The Forward Trust’s Mike Trace discusses the Ministry of Justice’s plan to support prison recovery wings across England and Wales.
Following a decade of decline, and months of rumours, a Ministry of Justice press release last month confirmed their intention to support the development of a new generation of ‘specialised wings across England and Wales that will treat drug addiction, including through abstinence’.
10 years ago, there were over 100 structured addiction treatment programmes in the England and Wales prison system. Much of these were poor quality, but those that provided structured and evidence-based therapy – Forward Trust’s own ‘RAPT’ programmes, and Phoenix’s Therapeutic Communities – were able to demonstrate big impacts on in-prison behaviour, and post-release reoffending.

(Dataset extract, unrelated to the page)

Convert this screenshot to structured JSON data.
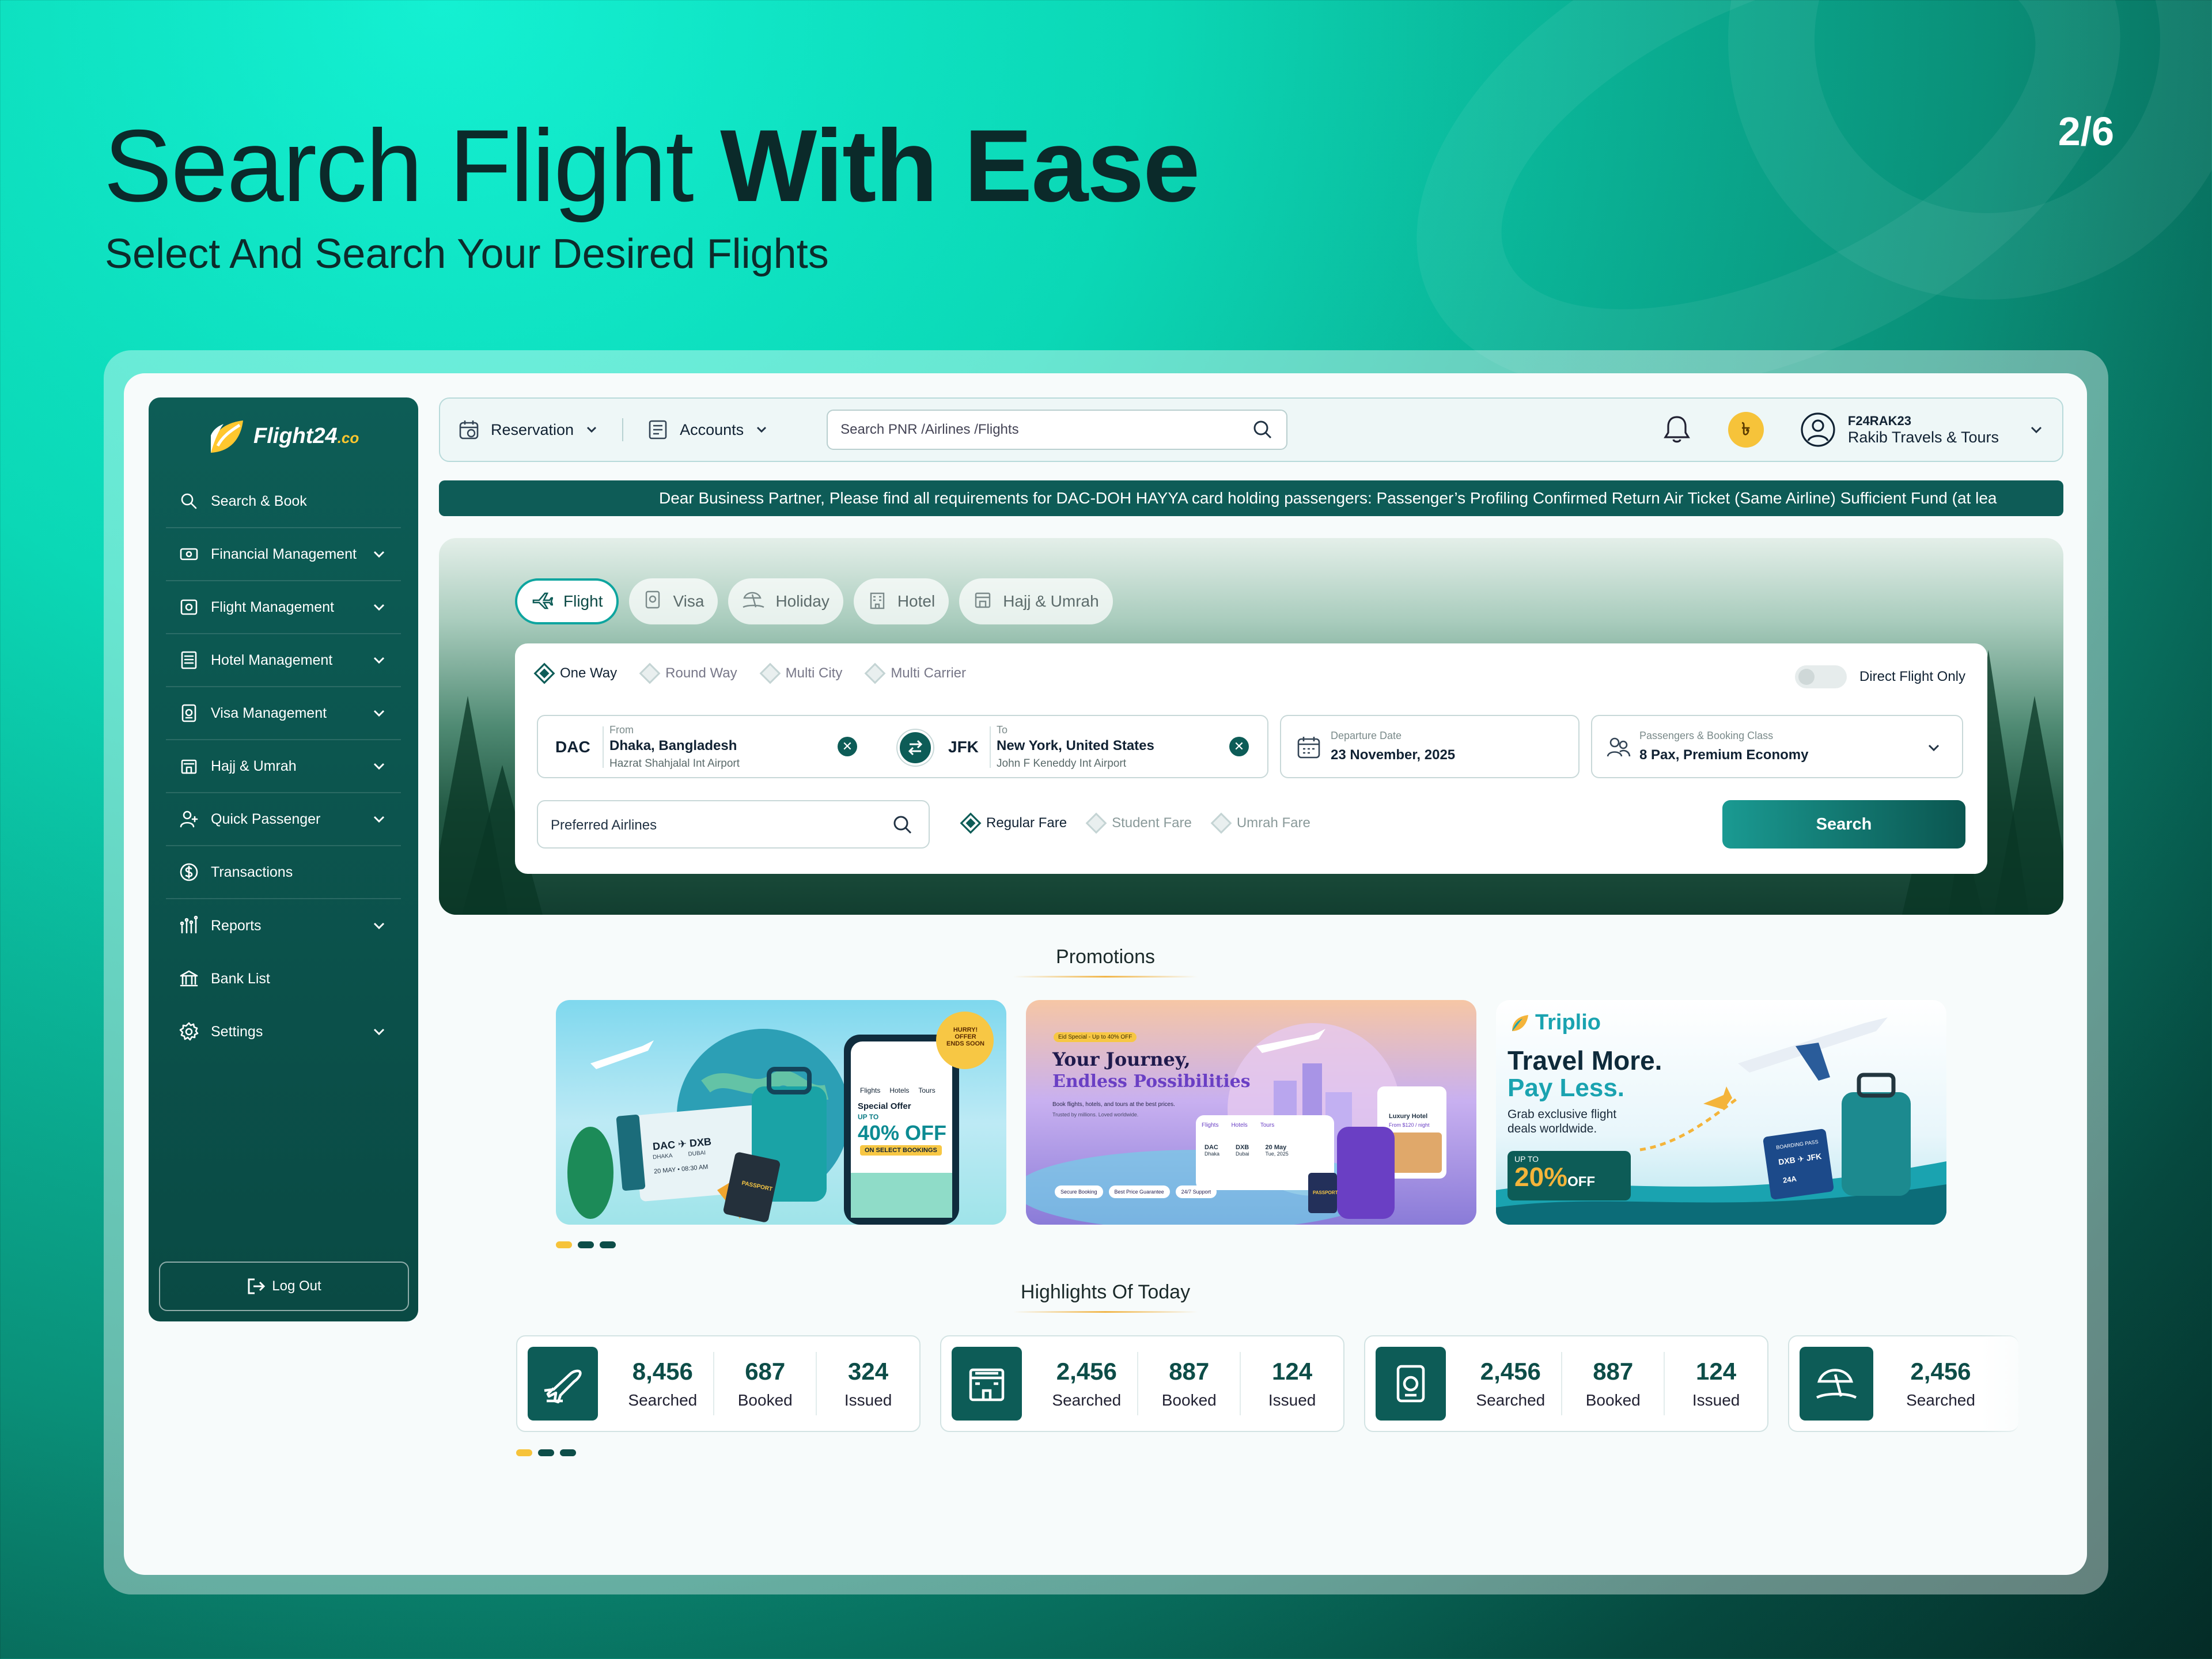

Due to austerity cuts, and lack of institutional support from commissioners and prison management, most of these programmes have closed down, or have struggled to continue operations with minimal resources. Forward Trust managed 14 intensive programmes serving over 1000 prisoners in 2013, a number that dwindled to seven programmes and 300 participants before the pandemic lockdowns.

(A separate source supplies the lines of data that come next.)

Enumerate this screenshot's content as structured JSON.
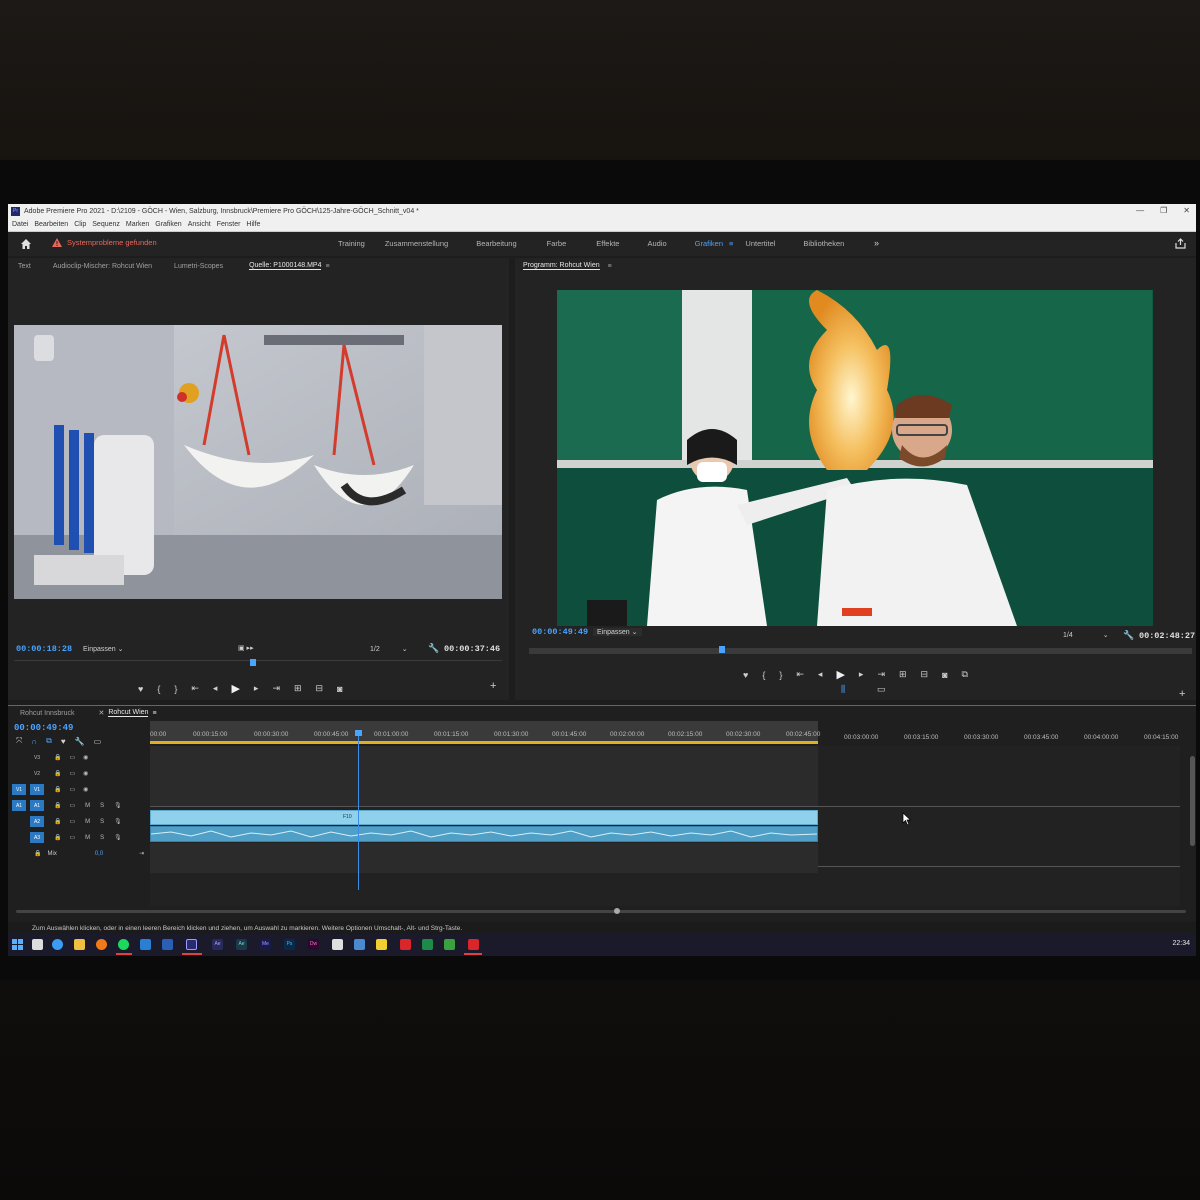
{
  "window": {
    "title": "Adobe Premiere Pro 2021 - D:\\2109 - GÖCH - Wien, Salzburg, Innsbruck\\Premiere Pro GÖCH\\125-Jahre-GÖCH_Schnitt_v04 *",
    "app_badge": "Pr"
  },
  "menu": [
    "Datei",
    "Bearbeiten",
    "Clip",
    "Sequenz",
    "Marken",
    "Grafiken",
    "Ansicht",
    "Fenster",
    "Hilfe"
  ],
  "header": {
    "warning": "Systemprobleme gefunden",
    "workspaces": [
      "Training",
      "Zusammenstellung",
      "Bearbeitung",
      "Farbe",
      "Effekte",
      "Audio",
      "Grafiken",
      "Untertitel",
      "Bibliotheken"
    ],
    "active_workspace": "Grafiken",
    "more": "»"
  },
  "source_panel": {
    "tabs": [
      "Text",
      "Audioclip-Mischer: Rohcut Wien",
      "Lumetri-Scopes",
      "Quelle: P1000148.MP4"
    ],
    "menu_glyph": "≡",
    "timecode": "00:00:18:28",
    "fit": "Einpassen",
    "resolution": "1/2",
    "duration": "00:00:37:46"
  },
  "program_panel": {
    "title": "Programm: Rohcut Wien",
    "menu_glyph": "≡",
    "timecode": "00:00:49:49",
    "fit": "Einpassen",
    "resolution": "1/4",
    "duration": "00:02:48:27"
  },
  "timeline": {
    "tabs": [
      "Rohcut Innsbruck",
      "Rohcut Wien"
    ],
    "active_tab": "Rohcut Wien",
    "timecode": "00:00:49:49",
    "ruler": [
      "00:00",
      "00:00:15:00",
      "00:00:30:00",
      "00:00:45:00",
      "00:01:00:00",
      "00:01:15:00",
      "00:01:30:00",
      "00:01:45:00",
      "00:02:00:00",
      "00:02:15:00",
      "00:02:30:00",
      "00:02:45:00",
      "00:03:00:00",
      "00:03:15:00",
      "00:03:30:00",
      "00:03:45:00",
      "00:04:00:00",
      "00:04:15:00"
    ],
    "video_tracks": [
      "V3",
      "V2",
      "V1"
    ],
    "audio_tracks": [
      "A1",
      "A2",
      "A3"
    ],
    "mix_label": "Mix",
    "mix_value": "0,0",
    "clip_label": "F10",
    "track_flags": [
      "M",
      "S"
    ]
  },
  "status": {
    "message": "Zum Auswählen klicken, oder in einen leeren Bereich klicken und ziehen, um Auswahl zu markieren. Weitere Optionen Umschalt-, Alt- und Strg-Taste."
  },
  "taskbar": {
    "time": "22:34",
    "apps": [
      "Ae",
      "Ae",
      "Me",
      "Ps",
      "Dw"
    ]
  },
  "colors": {
    "accent": "#4aa3ff",
    "warning": "#e8675c",
    "clip_video": "#8fd0ea",
    "clip_audio": "#4f9fc7",
    "playhead": "#3b8ee6"
  }
}
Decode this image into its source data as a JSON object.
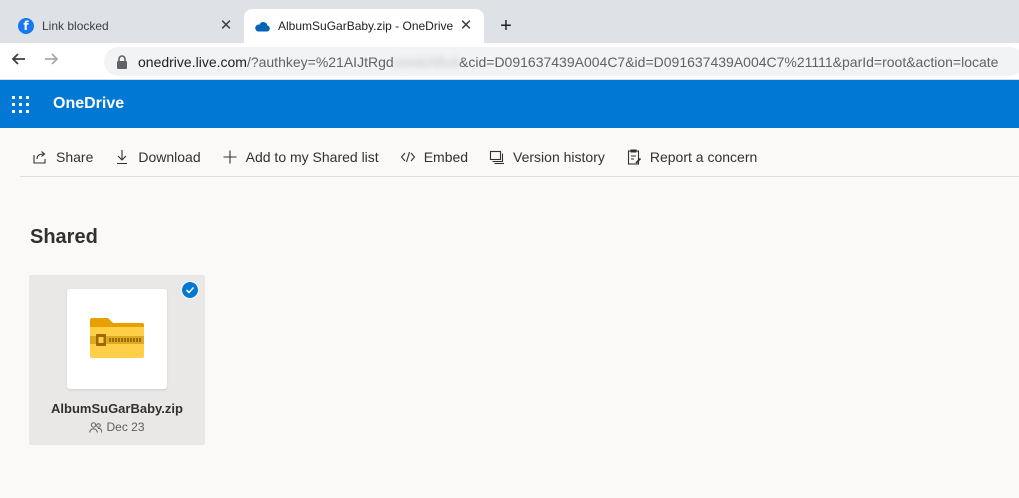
{
  "browser": {
    "tabs": [
      {
        "title": "Link blocked",
        "icon": "facebook-icon",
        "active": false
      },
      {
        "title": "AlbumSuGarBaby.zip - OneDrive",
        "icon": "onedrive-cloud-icon",
        "active": true
      }
    ],
    "new_tab_label": "+",
    "address": {
      "host": "onedrive.live.com",
      "path_start": "/?authkey=%21AIJtRgd",
      "path_obscured": "oewkABuil",
      "path_end": "&cid=D091637439A004C7&id=D091637439A004C7%21111&parId=root&action=locate"
    }
  },
  "app": {
    "brand": "OneDrive",
    "header_color": "#0078d4"
  },
  "commands": [
    {
      "label": "Share",
      "icon": "share-icon"
    },
    {
      "label": "Download",
      "icon": "download-icon"
    },
    {
      "label": "Add to my Shared list",
      "icon": "plus-icon"
    },
    {
      "label": "Embed",
      "icon": "embed-icon"
    },
    {
      "label": "Version history",
      "icon": "version-history-icon"
    },
    {
      "label": "Report a concern",
      "icon": "report-icon"
    }
  ],
  "section": {
    "title": "Shared"
  },
  "files": [
    {
      "name": "AlbumSuGarBaby.zip",
      "date": "Dec 23",
      "icon": "zip-folder-icon",
      "selected": true,
      "shared": true
    }
  ]
}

Of course, all these programmes closed down fully during the lockdowns, as group activity in prisons was forbidden. We are now engaged in a drive to re-introduce our programmes wherever possible – re-training staff, re-establishing referral pathways and therapeutic delivery, and negotiating locations and facilities with Governors.
We hope that this recent announcement of support to the growth of recovery wings will make this work easier – that we will be swimming with the tide rather than against it. But the statements so far from MOJ still leave several questions unanswered.